The second topic that got his attention was about diversification. A lightbulb went on for Stewart realizing he had virtually no diversification. This fact was far easier for him to understand. Quite simply, his portfolio was 100% U.S. stocks and some cash.

During Mark’s presentation to Stewart’s business group, Mark offered to do a comprehensive review of the group members’ portfolios. Stewart accepted this offer. Generally, all Mark needs to do a review are copies of the most recent investment statements showing the current holdings in the portfolio. Normally this review is designed to determine how his current portfolio is allocated, its fees, and resulting expected risk and return. In Stewart’s case, though, he was interested in figuring out exactly how his account has performed over the past 5 years. This required Stewart providing balances on his account at the end of each year as well as the dates and amounts of any deposits he had made during that time.
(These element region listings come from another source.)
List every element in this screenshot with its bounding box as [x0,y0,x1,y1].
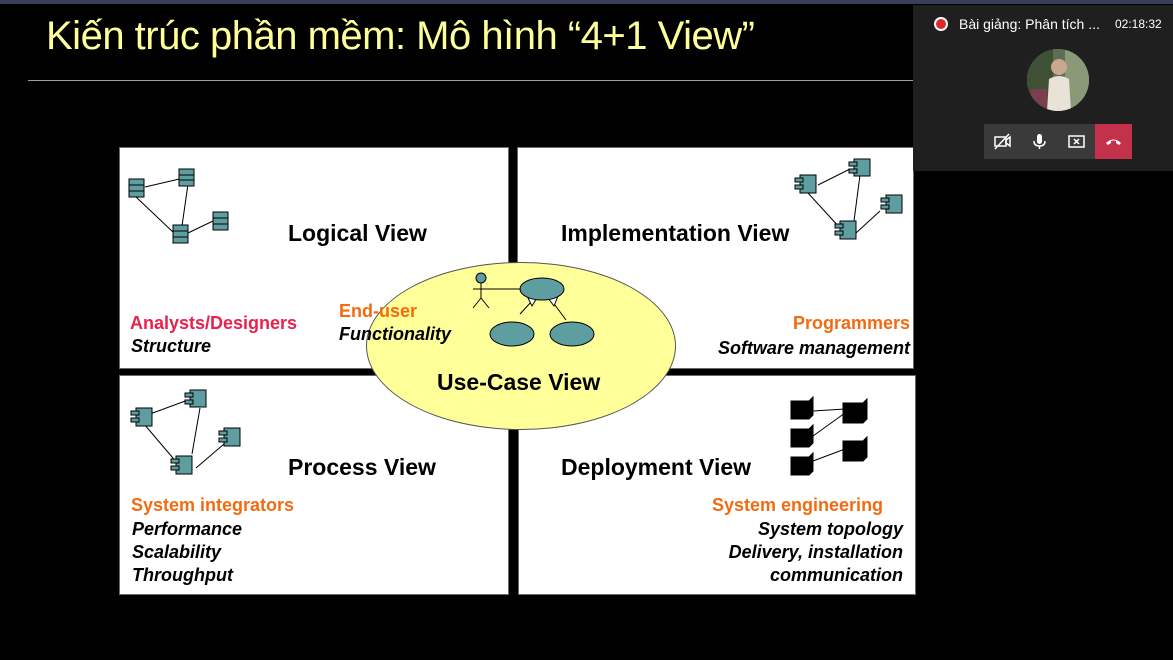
deployment-view-role: System engineering [712,495,884,515]
deployment-view-concern: communication [769,565,903,585]
recording-indicator-icon [934,17,948,31]
stop-share-button[interactable] [1058,124,1095,159]
deployment-view-title: Deployment View [561,454,752,480]
logical-view-role: Analysts/Designers [130,313,298,333]
class-diagram-icon [128,168,229,244]
hang-up-button[interactable] [1095,124,1132,159]
use-case-view-role: End-user [339,301,418,321]
use-case-diagram-icon [472,272,595,347]
hang-up-icon [1106,139,1121,145]
participant-avatar[interactable] [1027,49,1089,111]
window-top-bar [0,0,1173,4]
slide-title: Kiến trúc phần mềm: Mô hình “4+1 View” [46,14,755,58]
process-view-role: System integrators [131,495,295,515]
camera-off-icon [994,133,1011,150]
meeting-timer: 02:18:32 [1115,17,1162,31]
microphone-icon [1033,134,1046,149]
component-diagram-icon [130,389,241,475]
implementation-view-role: Programmers [792,313,910,333]
process-view-concern: Throughput [132,565,233,585]
implementation-view-title: Implementation View [561,220,790,246]
implementation-view-concern: Software management [717,338,910,358]
process-view-concern: Scalability [132,542,222,562]
stop-share-icon [1068,135,1085,148]
use-case-view-title: Use-Case View [437,369,601,395]
meeting-call-panel[interactable]: Bài giảng: Phân tích ... 02:18:32 [913,5,1173,171]
process-view-concern: Performance [132,519,243,539]
process-view-title: Process View [288,454,436,480]
camera-toggle-button[interactable] [984,124,1021,159]
logical-view-title: Logical View [288,220,427,246]
deployment-view-concern: Delivery, installation [728,542,903,562]
use-case-view-concern: Functionality [339,324,451,344]
microphone-toggle-button[interactable] [1021,124,1058,159]
logical-view-concern: Structure [131,336,212,356]
deployment-view-concern: System topology [757,519,903,539]
meeting-title: Bài giảng: Phân tích ... [959,16,1100,32]
title-divider [28,80,913,81]
component-diagram-icon [794,158,903,240]
node-diagram-icon [790,395,868,476]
During the past 5 years that Stewart had been seriously engaged in trading stocks it had been a bull market for stocks. Stewart knew he was making money but his brokerage statements never reported returns. As we dug in and did our portfolio analysis, we determined Stewart had made a return of nearly 11% compounded annually. This is a good return of course but the issue is that the stock market produced a return of better than 13% compounded annually during this same time. Therefore, a low cost index fund would have produced this 13% return as compared to Stewart’s 11%.

These performance results were difficult for Stewart to believe. We reviewed the results and calculations at length together and concluded the calculations were correct. I explained that these returns are very similar to the average mutual fund that has a professional tasked with picking stocks. The reason, I believe, stock-pickers generally cannot perform as well as a simple low-cost index fund has to do with intelligence, education, work ethic, and resources.

We must understand that there are tens of thousands of professionals picking stocks for a living. These people tend to be VERY intelligent, VERY well educated, EXTREMELY hard working, and have nearly unlimited resources to do research. The challenge is that this is the case for many of them and they are all competing against one another, generally using the same information everybody else has (otherwise it is likely illegal), and they are trying to outguess each other. It just doesn’t work. On average, they get average returns less the fees and other costs associated with the process. The result tends to be a return that is a couple percent below the indexes.

Stewart realized him picking stocks was not a great long-term investment strategy. Not only was he not getting the return he deserved for the risk he was taking but it was also somewhat time-consuming. The other issue that was uncovered in the portfolio analysis was the high tax cost of Stewart’s strategy. This was due to the frequency of trading resulting in many short-term holdings. His challenge is that he enjoys it! I reminded him that picking stocks was not nearly as much fun during bear markets.

After gathering the facts regarding Stewart’s portfolio, he quickly decided he wanted an investment strategy that would stack the odds in favor of his success instead of against him (as his stock picking was). We built a Super-Diversified portfolio for Stewart that meaningfully increased his expected long-term return and very substantially reduced his risk. Stewart did decide to keep some “play money” in a separate account so that he could still periodically buy and sell stocks but does so infrequently and is focused more on growing his business.